Saturday , September 26, 2020

Will It Or Won’t It? Square Stays Vague on OCC Charter in Second-Quarter Earnings Call

Will Square Inc. apply for a national banking charter, now that the Office of the Comptroller of the Currency has opened the door to financial-technology firms? As of late Wednesday, the answer remains unclear.

“We’re really well-positioned to broaden access to the financial system, which is our core purpose,” said Square chief executive Jack Dorsey, responding to a stock analyst’s question about Square’s intentions in the wake of the OCC’s Tuesday announcement that fintechs are welcome to apply for national charters. Dorsey ventured no further than that on the topic.

Square is a natural candidate to apply for a bank. It recently withdrew an application with the Federal Deposit Insurance Corp. in connection with a proposed industrial loan corporation, a type of bank favored by nonbank companies. But the company is having “an ongoing dialog” with the FDIC, Dorsey said during Square’s second-quarter earnings call Wednesday. “We have decided to withdraw and refile,” he added. Square’s decision to withdraw came in the midst of strong opposition to the application from banking groups, notably the Independent Community Bankers of America.

The Cash App: $3 billion in annualized volume.

But while investors will have to wait on the question of Square’s banking intentions, they can at least bask in the glow of relatively strong results for the quarter ended June 30. Square, which started out in 2009 with a simple card-reading dongle that small sellers could attach to their smart phones to run transactions, now points to efforts in restaurants and other larger sellers, food delivery with its Caviar unit, card transactions with its Visa-branded Cash App plastic, and fast merchant funding with its Instant Deposit feature.

Indeed, while Cash App is a peer-to-peer payments app that competes with the likes of Venmo, Square these days stresses the card, which allows users to tap their funds to buy from merchants. The card is doing $3 billion in annualized volume, the company reported, with $250 million in purchases in June, up from $90 million in December. To juice the card even more, Square has launched Cash Boost, which offers cash discounts at places like Shake Shack.

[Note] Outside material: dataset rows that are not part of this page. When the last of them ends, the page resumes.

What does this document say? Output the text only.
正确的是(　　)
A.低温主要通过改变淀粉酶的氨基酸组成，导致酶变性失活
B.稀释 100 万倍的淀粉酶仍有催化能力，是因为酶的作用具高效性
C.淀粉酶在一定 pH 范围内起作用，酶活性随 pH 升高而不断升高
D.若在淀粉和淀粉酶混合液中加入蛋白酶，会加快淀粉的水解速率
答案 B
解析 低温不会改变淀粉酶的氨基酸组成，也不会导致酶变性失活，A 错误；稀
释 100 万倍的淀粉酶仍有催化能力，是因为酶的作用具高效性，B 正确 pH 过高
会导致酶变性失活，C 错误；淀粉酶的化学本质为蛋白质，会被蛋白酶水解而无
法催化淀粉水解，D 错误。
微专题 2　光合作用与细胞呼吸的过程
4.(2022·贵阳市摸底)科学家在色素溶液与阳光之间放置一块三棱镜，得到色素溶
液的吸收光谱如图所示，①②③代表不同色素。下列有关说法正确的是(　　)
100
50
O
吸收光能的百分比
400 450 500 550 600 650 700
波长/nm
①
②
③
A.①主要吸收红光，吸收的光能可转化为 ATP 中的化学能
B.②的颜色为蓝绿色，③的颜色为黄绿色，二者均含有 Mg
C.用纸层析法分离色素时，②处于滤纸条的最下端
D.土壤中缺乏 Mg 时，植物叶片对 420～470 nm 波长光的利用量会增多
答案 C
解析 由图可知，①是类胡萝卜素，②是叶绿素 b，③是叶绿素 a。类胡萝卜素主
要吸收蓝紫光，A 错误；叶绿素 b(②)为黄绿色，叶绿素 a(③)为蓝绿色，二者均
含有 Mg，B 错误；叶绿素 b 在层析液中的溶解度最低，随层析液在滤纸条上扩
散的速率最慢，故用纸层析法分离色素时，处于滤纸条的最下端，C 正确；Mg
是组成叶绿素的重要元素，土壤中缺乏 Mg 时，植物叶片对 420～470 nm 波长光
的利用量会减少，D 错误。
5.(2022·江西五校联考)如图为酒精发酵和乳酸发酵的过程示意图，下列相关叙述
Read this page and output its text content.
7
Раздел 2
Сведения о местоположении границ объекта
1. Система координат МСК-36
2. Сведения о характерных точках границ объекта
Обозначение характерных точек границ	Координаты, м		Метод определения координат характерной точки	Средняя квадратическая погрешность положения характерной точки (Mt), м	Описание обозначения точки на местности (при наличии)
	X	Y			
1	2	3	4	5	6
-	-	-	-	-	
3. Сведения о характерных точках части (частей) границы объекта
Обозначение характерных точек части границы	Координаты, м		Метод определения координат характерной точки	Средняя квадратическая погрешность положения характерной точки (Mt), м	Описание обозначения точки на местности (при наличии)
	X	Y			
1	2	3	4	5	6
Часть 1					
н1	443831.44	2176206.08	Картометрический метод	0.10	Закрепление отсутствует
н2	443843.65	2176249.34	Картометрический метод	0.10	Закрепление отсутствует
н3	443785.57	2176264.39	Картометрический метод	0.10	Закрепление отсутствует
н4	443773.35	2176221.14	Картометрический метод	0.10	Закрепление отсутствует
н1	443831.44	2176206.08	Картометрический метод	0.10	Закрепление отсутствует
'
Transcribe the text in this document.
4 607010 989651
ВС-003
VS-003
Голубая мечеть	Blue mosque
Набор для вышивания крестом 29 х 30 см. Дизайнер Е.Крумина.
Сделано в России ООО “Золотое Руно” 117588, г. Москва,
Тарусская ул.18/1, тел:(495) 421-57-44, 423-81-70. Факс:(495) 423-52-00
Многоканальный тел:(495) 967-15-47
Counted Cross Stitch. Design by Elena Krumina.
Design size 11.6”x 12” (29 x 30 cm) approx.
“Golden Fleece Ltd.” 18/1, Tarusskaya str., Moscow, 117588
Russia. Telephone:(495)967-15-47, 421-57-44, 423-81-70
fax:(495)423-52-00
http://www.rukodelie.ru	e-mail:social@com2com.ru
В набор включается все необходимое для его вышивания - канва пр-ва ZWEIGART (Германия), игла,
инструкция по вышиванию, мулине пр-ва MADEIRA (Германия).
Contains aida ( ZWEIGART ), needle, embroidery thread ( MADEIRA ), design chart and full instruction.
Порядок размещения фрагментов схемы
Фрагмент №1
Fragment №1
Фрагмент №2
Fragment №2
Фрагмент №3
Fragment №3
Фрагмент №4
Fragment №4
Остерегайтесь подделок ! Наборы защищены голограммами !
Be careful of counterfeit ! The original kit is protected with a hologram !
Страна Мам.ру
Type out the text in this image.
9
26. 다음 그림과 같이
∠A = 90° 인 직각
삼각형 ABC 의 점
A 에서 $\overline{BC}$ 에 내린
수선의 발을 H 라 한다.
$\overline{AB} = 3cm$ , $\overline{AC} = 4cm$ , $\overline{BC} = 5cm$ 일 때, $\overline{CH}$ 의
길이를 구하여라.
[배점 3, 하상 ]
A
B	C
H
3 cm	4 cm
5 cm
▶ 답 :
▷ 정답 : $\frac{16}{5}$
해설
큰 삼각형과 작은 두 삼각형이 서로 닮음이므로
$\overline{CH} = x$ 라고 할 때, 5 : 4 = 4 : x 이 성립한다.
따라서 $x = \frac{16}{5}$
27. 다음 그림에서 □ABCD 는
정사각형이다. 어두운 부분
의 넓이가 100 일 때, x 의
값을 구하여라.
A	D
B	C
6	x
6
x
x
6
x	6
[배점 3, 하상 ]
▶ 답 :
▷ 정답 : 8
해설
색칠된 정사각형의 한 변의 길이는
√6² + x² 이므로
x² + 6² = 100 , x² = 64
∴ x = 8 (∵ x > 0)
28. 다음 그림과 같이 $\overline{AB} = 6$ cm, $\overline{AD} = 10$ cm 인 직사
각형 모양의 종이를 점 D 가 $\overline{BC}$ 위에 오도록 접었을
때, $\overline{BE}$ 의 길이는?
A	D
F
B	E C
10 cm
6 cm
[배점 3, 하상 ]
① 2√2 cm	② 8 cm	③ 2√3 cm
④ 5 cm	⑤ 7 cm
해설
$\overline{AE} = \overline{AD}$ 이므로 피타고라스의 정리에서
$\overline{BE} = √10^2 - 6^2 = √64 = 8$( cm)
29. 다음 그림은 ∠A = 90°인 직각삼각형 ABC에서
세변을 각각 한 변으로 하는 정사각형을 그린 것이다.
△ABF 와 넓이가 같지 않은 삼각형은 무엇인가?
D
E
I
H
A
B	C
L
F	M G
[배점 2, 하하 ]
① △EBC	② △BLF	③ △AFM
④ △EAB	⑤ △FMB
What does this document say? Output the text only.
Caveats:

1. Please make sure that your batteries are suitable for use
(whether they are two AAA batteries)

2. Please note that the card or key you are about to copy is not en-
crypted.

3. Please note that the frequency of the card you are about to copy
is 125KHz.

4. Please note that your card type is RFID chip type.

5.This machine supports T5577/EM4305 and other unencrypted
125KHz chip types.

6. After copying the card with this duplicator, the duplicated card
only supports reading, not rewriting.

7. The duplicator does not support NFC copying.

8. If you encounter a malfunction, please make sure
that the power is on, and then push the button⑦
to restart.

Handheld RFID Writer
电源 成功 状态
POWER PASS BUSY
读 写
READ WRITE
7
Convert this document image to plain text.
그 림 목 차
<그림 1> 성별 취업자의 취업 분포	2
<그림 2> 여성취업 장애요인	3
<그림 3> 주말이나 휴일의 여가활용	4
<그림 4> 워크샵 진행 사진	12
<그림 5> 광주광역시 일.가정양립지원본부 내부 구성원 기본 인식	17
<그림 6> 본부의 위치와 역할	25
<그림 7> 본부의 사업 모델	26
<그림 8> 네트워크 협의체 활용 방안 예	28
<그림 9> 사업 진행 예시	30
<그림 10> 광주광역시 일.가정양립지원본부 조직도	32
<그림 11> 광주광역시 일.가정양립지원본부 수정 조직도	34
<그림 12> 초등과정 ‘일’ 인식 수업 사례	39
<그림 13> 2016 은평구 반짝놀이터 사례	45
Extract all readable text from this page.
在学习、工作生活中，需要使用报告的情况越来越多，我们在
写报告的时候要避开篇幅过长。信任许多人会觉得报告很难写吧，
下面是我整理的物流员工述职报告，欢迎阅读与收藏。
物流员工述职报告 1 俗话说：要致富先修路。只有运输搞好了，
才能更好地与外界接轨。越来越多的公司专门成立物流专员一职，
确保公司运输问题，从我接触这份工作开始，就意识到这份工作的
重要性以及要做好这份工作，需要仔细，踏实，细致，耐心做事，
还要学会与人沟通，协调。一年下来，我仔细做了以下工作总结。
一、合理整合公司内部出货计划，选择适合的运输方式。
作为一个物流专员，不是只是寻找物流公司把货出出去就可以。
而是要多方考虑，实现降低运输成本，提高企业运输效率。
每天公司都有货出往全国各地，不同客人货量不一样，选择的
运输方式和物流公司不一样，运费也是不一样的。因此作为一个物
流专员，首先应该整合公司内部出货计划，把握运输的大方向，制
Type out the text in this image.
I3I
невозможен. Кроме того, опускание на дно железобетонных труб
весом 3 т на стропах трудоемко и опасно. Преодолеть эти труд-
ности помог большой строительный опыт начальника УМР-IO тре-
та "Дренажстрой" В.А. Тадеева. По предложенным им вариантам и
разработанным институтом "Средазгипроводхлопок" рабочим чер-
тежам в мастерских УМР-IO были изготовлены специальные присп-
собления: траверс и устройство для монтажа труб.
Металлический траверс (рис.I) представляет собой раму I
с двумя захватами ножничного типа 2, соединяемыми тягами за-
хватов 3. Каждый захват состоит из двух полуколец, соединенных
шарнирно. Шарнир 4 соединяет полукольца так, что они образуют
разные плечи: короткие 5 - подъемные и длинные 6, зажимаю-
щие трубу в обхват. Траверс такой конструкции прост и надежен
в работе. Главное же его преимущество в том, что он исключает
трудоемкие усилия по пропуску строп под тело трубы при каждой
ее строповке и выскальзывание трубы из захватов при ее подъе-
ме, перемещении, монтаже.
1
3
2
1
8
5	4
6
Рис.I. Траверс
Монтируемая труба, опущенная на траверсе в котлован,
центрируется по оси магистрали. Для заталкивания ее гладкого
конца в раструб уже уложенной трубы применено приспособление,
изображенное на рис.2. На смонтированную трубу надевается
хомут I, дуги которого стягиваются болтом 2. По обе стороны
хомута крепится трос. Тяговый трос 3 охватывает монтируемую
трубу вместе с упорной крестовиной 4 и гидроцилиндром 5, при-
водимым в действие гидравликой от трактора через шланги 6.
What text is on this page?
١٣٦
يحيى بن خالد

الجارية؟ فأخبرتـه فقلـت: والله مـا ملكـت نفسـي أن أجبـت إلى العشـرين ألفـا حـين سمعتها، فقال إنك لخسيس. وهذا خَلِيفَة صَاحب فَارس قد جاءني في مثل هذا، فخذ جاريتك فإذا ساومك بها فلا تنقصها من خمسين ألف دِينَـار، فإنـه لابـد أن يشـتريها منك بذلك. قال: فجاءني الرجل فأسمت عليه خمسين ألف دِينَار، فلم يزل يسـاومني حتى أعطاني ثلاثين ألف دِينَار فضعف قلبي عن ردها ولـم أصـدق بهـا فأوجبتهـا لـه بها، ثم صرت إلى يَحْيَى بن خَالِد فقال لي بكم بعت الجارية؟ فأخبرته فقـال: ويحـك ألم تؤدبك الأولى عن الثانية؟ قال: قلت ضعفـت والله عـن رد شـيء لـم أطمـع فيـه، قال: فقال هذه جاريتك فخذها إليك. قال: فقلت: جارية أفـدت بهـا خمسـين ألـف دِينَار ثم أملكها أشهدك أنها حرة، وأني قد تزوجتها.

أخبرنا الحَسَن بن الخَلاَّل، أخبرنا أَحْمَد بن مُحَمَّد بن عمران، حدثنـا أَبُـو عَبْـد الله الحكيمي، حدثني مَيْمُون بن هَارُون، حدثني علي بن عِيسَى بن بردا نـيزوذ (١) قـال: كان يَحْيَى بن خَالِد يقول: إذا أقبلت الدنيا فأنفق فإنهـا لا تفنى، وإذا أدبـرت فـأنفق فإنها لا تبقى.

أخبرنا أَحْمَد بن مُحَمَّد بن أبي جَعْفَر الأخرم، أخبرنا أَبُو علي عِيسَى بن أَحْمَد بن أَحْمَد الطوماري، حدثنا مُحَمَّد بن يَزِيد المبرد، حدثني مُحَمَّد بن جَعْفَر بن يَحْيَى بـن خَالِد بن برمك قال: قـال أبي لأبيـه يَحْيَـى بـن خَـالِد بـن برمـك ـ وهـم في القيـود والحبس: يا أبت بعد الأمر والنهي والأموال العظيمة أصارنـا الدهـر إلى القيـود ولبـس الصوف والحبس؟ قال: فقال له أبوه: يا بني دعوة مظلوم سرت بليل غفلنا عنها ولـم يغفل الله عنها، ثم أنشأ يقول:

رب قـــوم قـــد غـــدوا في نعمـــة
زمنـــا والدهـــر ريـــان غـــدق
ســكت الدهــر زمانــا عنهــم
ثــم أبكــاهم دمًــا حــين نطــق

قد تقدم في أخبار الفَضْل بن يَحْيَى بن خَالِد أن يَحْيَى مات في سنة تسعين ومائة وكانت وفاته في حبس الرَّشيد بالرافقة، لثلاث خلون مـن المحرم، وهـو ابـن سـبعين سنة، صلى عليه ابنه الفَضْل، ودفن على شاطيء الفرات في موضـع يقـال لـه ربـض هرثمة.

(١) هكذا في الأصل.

While Square reported in December that the app had 7 million active users, executives refused on Wednesday’s earnings call to update that number, instead referring to its popularity on app markets. Besides, said Dorsey, “We want to focus on the card itself. We’re seeing evidence this is a primary account for [people].” Others are paying attention. Rival Venmo, a unit of PayPal Holdings Inc., recently launched a Mastercard for its users.

On the merchant side, Square officials pointed to the popularity of a 3-year-old feature called Instant Deposit, which racked up $4 billion in volume in the quarter, double the usage seen in the third quarter last year. The feature, which also works with Cash App, takes advantage of a card-routing routine called the original credit transaction. Typically used for cardholder reimbursements on merchandise returns, the OCT can also route funds within minutes not to the cardholder but to the merchant. “Speed really matters to our customers,” said Sarah Friar, Square’s chief financial officer.

With its penetration of larger restaurants, as well as retailers and service businesses, Square reported 50% of its gross payment volume now comes from merchants processing at least $125,000 annually with the company, up from 46% a year ago and 42% at this time in 2016. Payment volume totaled $21.4 billion for the quarter, up 30% year-over-year.

Though it’s still losing money, the San Francisco-based company trimmed its loss to $6 million, down from $24 million in the first quarter. Total net revenue came to $815 million, a 48% increase year-over-year. Just $18 million came from POS hardware, the company’s original business, up 78%. The business includes Square Stand, Square Register, and Square Reader.